Leading on health care solutions
by April 26, 2026 10:36 am 352 views
In Arkansas and across the heartland, we are used to solving problems together. That instinct — to step up for our neighbors, to find practical solutions and to work together for our families and our communities — is part of our DNA. It is also exactly what is needed as we confront some of our region’s most urgent health challenges.
Maternal health, mental health and health care workforce shortages are not isolated issues. Yes, they shape health outcomes, but they also importantly shape economic growth, workforce participation and long-term competitiveness.
So why are we so proud at Heartland Forward to wake up every single day as a resource for states and local communities? When faced with challenges and opportunities, we roll up our sleeves and get to work. Take maternal health: the United States has seen maternal mortality more than double over the past four decades, with rural states facing some of the steepest barriers to care. Yet 84% of maternal deaths are preventable. The issue is not a lack of solutions. It is a lack of coordination and execution.
In Arkansas and other heartland states, that execution is beginning to take shape through collaboration. At the 2025 Heartland Summit, Heartland Forward launched the Maternal and Child Health Center for Policy and Practice — designed as a hub to drive real change across the heartland. The center brings together policymakers, providers, health systems and community leaders to implement solutions that improve outcomes for moms, families and communities.

This work is already translating into tangible progress. Earlier this month, more than 60 stakeholders from across Arkansas — including state agencies, providers and health systems — came together at the second quarterly Arkansas Maternal Health Stakeholders meeting to focus on implementing the Arkansas Healthy Moms, Healthy Babies Act and advancing maternal care statewide. What emerged was alignment around three priorities: strengthening the maternal health workforce, improving continuity of care and expanding access through community-based and telehealth solutions.
This is what leadership looks like in the heartland. It is not about a single organization, program or policy. It is about sustained coordination, bringing the right people to the table and moving from ideas to implementation.

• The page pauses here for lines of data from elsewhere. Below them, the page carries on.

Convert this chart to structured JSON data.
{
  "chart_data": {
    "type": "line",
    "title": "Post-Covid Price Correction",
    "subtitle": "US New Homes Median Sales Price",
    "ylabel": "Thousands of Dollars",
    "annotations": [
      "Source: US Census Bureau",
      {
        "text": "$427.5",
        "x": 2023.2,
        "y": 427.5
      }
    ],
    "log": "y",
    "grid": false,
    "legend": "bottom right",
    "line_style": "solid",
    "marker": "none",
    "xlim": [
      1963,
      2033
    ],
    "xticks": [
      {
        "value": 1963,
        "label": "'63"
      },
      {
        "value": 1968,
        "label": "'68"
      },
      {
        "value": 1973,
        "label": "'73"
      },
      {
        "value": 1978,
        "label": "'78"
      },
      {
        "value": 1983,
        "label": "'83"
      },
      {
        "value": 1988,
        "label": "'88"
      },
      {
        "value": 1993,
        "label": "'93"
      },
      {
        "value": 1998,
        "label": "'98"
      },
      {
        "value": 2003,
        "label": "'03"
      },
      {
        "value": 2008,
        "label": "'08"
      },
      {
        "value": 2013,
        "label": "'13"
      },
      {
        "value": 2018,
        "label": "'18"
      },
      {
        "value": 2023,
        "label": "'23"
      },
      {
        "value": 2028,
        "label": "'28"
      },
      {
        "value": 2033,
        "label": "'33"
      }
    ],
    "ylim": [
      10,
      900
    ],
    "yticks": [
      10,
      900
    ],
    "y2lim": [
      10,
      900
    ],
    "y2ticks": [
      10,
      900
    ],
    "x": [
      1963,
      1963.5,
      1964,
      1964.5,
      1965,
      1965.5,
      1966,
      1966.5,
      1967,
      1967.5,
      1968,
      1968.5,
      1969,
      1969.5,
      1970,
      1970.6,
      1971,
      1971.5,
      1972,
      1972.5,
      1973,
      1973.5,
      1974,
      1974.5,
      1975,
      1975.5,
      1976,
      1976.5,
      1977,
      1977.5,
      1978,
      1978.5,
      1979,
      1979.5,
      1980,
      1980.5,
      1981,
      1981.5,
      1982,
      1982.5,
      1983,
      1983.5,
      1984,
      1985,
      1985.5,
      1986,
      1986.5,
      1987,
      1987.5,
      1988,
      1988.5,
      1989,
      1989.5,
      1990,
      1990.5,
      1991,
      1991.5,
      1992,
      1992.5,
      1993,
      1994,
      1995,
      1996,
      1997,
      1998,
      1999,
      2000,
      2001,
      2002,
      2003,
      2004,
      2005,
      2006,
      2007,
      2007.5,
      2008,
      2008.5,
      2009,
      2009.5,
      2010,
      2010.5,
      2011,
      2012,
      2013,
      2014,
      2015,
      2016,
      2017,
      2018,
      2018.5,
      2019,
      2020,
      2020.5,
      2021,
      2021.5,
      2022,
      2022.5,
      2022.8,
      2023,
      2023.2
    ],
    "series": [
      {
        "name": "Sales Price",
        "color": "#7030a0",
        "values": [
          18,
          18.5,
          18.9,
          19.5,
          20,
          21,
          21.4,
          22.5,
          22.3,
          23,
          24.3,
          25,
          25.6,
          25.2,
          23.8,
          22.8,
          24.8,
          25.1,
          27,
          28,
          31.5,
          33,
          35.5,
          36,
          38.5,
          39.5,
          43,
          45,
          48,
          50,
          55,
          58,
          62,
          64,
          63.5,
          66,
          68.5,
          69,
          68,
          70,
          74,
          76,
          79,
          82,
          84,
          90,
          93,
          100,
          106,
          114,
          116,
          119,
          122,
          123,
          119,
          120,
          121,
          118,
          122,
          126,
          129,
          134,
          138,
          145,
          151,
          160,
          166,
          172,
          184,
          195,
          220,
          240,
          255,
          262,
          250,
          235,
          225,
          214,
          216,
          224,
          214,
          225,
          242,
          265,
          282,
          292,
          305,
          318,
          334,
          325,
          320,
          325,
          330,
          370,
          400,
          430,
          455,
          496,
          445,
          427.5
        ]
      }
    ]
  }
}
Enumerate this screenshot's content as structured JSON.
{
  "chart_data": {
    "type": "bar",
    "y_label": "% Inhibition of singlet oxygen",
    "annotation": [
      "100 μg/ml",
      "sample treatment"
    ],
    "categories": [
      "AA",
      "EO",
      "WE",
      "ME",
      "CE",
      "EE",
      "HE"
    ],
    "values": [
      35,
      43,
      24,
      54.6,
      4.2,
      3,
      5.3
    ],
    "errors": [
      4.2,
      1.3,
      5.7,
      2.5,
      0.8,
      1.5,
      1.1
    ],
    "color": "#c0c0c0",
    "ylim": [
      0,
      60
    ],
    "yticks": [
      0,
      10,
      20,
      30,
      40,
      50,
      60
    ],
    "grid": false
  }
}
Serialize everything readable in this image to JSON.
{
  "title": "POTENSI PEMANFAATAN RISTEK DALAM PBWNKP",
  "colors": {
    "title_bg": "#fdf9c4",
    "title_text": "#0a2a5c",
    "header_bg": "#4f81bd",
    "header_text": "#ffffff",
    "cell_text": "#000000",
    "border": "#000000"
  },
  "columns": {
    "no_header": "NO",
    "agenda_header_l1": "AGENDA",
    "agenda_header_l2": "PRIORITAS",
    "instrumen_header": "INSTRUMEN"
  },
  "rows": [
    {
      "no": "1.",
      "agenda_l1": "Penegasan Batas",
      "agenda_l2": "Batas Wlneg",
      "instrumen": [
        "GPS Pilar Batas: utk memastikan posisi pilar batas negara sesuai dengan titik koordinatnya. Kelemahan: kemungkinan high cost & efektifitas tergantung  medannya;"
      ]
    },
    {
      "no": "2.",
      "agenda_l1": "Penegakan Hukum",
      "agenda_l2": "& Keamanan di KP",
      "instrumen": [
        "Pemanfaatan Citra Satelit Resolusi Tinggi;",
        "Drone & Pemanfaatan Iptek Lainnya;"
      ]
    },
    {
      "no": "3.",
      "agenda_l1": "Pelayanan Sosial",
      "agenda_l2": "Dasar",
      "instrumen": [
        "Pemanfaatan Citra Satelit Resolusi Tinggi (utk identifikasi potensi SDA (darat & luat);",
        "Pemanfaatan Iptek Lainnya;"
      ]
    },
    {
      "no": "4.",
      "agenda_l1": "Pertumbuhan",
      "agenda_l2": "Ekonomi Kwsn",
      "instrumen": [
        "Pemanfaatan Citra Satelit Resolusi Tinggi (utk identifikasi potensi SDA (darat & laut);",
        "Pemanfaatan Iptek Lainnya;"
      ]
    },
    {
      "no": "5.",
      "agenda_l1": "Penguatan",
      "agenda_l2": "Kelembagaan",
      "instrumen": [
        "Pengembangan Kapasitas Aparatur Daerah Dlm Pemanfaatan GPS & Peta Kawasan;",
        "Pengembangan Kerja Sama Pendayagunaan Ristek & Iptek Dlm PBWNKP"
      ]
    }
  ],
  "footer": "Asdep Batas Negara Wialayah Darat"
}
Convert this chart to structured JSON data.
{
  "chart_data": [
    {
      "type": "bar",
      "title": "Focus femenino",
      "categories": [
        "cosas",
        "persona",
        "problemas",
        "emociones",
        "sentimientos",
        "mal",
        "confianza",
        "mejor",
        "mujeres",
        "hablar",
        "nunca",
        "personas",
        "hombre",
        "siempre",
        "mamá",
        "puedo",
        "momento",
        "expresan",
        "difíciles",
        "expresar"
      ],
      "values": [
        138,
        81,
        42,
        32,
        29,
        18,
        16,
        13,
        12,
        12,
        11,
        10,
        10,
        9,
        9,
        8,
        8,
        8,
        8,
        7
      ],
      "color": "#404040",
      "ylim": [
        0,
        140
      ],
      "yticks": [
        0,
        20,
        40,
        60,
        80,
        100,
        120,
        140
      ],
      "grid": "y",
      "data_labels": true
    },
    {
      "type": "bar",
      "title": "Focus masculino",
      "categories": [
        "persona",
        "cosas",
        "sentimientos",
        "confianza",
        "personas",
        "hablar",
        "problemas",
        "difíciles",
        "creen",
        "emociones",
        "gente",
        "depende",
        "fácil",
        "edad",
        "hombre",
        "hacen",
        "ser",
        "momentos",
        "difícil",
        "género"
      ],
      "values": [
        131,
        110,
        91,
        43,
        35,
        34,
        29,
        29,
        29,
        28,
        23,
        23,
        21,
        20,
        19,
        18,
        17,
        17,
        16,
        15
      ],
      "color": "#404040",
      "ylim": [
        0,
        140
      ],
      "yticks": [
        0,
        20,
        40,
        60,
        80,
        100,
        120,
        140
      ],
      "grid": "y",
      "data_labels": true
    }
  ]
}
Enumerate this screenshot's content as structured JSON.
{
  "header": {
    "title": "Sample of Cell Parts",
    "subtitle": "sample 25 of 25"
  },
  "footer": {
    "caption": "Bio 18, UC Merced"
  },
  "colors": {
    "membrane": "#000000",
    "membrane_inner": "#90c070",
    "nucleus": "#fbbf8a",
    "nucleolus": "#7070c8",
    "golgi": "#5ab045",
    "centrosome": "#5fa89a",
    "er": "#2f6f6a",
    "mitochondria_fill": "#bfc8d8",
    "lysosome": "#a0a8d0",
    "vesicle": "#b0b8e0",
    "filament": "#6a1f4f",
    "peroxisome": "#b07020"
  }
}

That’s why we applied the same principle when we convened the Heartland Health Caucus — top public policy decision-makers from eight heartland states who are working together to solve shared health care challenges and deliver faster, more effective results for communities. When Kentucky presented critical legislation supporting community health workers to the caucus, Arkansas and Oklahoma leaders took inspiration and moved quickly to advance similar solutions. That kind of cross-state collaboration is accelerating progress and demonstrating that the heartland can move faster together.
That approach is shaping the next chapter of this work. Through our Healthy Moms, Healthy Babies America initiative, and the continued leadership of the Maternal and Child Health Center for Policy and Practice, Heartland Forward is scaling solutions that work — taking inspiration from states like New Jersey, Michigan and Arkansas to drive real change across the region.
As part of this effort, Heartland Forward will pilot, scale and build sustainable programs as well as create public-private partnerships to accelerate impact. Federal resources already earmarked for maternal health, particularly through the Rural Health Transformation Program, present a critical opportunity. By helping states align these investments with proven models and complementary funding streams, we can expand the maternal health workforce, strengthen care delivery and bring services closer to communities in need. This is how momentum turns into measurable outcomes.
The opportunity in front of us is real, and the heartland is leading by example. Across states, leaders are showing that collaboration, practical solutions and relentless focus on execution can move the needle on one of the most pressing challenges of our time. If we continue on this path, the heartland will not only improve health outcomes, it will set a new national standard for how to achieve them.
Editor’s note: Angie Cooper is president of Heartland Forward, a Bentonville-based think-and-do tank. The opinions expressed are those of the author.